While Roscoe sails on a cruise ship, he doesn’t hesitate to take on the unexpected task of brokering a deal to avoid the media law trial of the century.
“I said yes,” Roscoe told CNN on Wednesday, recalling the advice her father gave her at age 16 about accepting work assignments while on vacation. “My dad told me that if someone needs you, they call you, and if they need you, you go.”
The lead attorneys — Justin Nelson for Dominion and Dan Webb for Fox — negotiated a settlement over the weekend before Roscoe was brought in, but they were “really far apart” and no agreement was reached, according to one of the people familiar with the matter. This matter is with CNN.
The next day, Roscoe became familiar with the historic libel case, searching through thousands of pages of documents. And then there was intense “shuttle diplomacy,” with Roscoe oscillating between the two sides, eventually involving phone calls and Zoom meetings for everyone.
On Sunday night, Delaware Superior Court Judge Eric Davis announced that the parties had hired Roscoe, a mediator at the Jams firm. Davis quickly announced a one-day delay to the start of the hearing, to give the mediator a shot at reaching a deal — and he’s not interested in granting additional delays beyond that.
A heated discussion took place on Monday.
In the whirlwind 24 hours that followed, the talks culminated in a historic deal that collapsed shortly after 2 p.m. ET Tuesday, avoiding a high-wattage test that would have forced the right-wing talk network to further reckon. It aired in the wake of the 2020 presidential race, along with election hoaxes.
“It came down to the wire,” Roscoe admitted to CNN.
In addition to speaking to Roscoe, CNN spoke to several people with direct knowledge of the events leading up to the $787.5 million out-of-court settlement. As part of the deal, Fox “acquiesced” to the court’s finding that it had repeatedly aired false claims about Dominion — but notably, Fox was not required to make an on-air correction or retraction.
Ahead of the last-second deal, lawyers for both Fox News and Dominion fully anticipated the trial.
Last week, Dominion told Fox News that one of its first witnesses was Rupert Murdoch, the 92-year-old chairman of Fox Corp., a person familiar with the matter told CNN. Extremist Tucker Carlson, host of Fox News’ 8 p.m., is one of the first people Dominion plans to take the witness stand in Wilmington, Delaware.
After the jury was sworn in Tuesday morning, all signs pointed to the trial proceeding as planned. Dominion attorney Stephen Shackelford, spotted eating at a subway restaurant in the courthouse’s basement cafeteria during his lunch break, was immediately ready to deliver opening statements.
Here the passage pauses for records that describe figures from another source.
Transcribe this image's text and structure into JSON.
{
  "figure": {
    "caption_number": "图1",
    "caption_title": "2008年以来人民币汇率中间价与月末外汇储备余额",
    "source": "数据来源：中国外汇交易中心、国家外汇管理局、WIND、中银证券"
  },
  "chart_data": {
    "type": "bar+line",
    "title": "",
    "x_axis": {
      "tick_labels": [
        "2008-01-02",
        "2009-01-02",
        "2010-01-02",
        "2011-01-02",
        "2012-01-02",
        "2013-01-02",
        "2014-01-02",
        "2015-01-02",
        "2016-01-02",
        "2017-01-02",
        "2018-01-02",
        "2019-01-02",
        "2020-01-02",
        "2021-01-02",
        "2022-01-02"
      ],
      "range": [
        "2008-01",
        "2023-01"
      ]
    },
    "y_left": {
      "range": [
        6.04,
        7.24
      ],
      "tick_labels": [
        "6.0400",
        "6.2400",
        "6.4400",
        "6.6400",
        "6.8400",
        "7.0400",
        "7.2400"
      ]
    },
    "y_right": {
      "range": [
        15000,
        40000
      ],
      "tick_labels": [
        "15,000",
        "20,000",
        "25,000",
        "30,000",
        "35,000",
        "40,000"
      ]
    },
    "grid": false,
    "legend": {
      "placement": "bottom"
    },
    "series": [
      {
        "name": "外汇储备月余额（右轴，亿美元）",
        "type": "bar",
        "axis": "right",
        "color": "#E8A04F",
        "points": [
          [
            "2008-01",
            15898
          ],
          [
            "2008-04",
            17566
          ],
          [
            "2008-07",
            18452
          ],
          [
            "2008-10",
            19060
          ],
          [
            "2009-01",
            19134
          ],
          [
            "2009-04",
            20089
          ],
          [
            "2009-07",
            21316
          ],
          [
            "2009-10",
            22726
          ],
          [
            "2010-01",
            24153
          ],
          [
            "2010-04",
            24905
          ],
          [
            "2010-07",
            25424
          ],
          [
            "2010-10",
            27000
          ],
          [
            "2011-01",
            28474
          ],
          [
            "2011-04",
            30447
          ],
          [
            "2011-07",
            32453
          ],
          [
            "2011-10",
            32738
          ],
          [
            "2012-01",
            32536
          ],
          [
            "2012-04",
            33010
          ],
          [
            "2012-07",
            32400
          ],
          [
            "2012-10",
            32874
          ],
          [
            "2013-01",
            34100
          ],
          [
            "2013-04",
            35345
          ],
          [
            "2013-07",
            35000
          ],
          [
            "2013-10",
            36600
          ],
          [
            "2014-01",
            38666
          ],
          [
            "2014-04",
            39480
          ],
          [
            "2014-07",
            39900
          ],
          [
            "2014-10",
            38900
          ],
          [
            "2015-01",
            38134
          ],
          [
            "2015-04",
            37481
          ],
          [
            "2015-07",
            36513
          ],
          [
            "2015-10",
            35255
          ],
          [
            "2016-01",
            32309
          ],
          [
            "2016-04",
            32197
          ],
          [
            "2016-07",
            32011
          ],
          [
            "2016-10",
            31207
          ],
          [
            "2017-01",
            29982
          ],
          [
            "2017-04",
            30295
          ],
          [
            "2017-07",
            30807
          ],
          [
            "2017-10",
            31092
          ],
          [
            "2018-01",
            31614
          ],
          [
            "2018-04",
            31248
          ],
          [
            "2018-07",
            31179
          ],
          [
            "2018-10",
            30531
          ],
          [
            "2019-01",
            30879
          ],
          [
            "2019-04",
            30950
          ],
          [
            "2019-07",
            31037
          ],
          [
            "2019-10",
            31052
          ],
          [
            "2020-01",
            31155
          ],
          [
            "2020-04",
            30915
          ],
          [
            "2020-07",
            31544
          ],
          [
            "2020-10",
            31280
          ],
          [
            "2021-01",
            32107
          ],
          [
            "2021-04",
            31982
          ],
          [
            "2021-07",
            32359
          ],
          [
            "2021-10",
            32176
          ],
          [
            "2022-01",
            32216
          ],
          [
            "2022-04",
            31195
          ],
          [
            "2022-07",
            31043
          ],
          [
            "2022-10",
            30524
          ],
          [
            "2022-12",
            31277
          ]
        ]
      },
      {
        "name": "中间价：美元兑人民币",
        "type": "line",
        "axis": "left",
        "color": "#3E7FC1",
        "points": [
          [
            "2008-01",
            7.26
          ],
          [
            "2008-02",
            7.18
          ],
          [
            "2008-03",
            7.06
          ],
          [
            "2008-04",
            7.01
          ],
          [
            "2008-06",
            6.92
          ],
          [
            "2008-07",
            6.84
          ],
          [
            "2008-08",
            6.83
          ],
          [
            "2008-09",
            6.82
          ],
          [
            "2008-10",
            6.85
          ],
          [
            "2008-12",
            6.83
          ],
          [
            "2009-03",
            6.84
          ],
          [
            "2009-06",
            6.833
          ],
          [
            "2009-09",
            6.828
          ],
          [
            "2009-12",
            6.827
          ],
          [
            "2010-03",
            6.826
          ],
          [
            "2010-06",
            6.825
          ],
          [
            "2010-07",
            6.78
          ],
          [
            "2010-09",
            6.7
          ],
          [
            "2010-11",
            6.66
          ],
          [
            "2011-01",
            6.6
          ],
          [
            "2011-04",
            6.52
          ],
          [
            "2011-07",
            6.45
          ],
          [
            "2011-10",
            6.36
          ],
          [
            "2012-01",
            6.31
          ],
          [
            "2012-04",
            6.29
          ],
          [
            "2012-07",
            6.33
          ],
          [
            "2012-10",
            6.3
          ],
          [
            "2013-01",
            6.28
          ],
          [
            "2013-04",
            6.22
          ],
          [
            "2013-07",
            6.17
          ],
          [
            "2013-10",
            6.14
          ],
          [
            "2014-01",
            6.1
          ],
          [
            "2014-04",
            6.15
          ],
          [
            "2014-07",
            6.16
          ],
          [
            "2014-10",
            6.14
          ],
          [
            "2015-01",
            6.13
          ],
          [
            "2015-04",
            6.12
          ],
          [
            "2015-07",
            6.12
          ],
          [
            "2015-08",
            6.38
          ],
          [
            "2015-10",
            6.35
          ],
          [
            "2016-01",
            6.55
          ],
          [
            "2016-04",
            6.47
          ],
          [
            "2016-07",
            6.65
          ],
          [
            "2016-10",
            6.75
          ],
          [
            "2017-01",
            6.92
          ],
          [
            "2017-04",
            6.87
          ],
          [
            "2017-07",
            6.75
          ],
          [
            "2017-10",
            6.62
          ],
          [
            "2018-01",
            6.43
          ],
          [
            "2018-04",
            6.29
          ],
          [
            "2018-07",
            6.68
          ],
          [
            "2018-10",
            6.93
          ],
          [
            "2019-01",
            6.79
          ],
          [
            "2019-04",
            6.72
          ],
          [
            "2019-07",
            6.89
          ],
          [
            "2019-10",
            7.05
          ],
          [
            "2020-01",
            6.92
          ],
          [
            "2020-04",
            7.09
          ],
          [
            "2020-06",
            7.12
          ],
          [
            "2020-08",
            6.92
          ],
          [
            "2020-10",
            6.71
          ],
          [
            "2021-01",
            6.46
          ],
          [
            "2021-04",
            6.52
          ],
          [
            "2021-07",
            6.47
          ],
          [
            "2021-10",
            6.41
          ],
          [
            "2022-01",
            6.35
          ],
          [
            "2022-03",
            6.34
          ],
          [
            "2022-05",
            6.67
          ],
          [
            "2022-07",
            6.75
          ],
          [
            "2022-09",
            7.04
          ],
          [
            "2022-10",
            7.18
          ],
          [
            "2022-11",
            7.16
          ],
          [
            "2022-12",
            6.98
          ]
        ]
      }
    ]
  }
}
Members of the newly empaneled jury also ate their first — and only — court-sponsored lunch. Meanwhile, on the other side of the world, Roscoe was finalizing the deal that would ultimately avoid a six-week trial.
“Being in the courtroom often crystallizes the focus on the risks and benefits of litigation,” Roscoe told CNN. “Once the jury sits down and you see the people who are going to decide your fate, it’s a sobering experience.”
The clamor for a settlement reached new heights Tuesday afternoon when opening statements scheduled for 1:30 p.m. were inexplicably delayed and the jury was not brought back into the courtroom as scheduled.
After the deal was finalized at 2 p.m., attorneys quickly drafted the documents, which Davis signed minutes before entering the courtroom at 4 p.m., people familiar with the matter said.
Davis then announced that a resolution had been reached, surprising the audience and eliciting audible gasps from reporters inside the courtroom. Then he waived the jury — and the case was over.
An agreement was not easily reached. Roscoe, a world-renowned mediator who has even settled wartime disputes in the Balkans, told CNN it was one of the most difficult assignments he had ever faced.
“This is one of the most challenging cases because of the scale and visibility of the dispute,” he said, adding, “I would not take any aspect of this arbitration lightly.”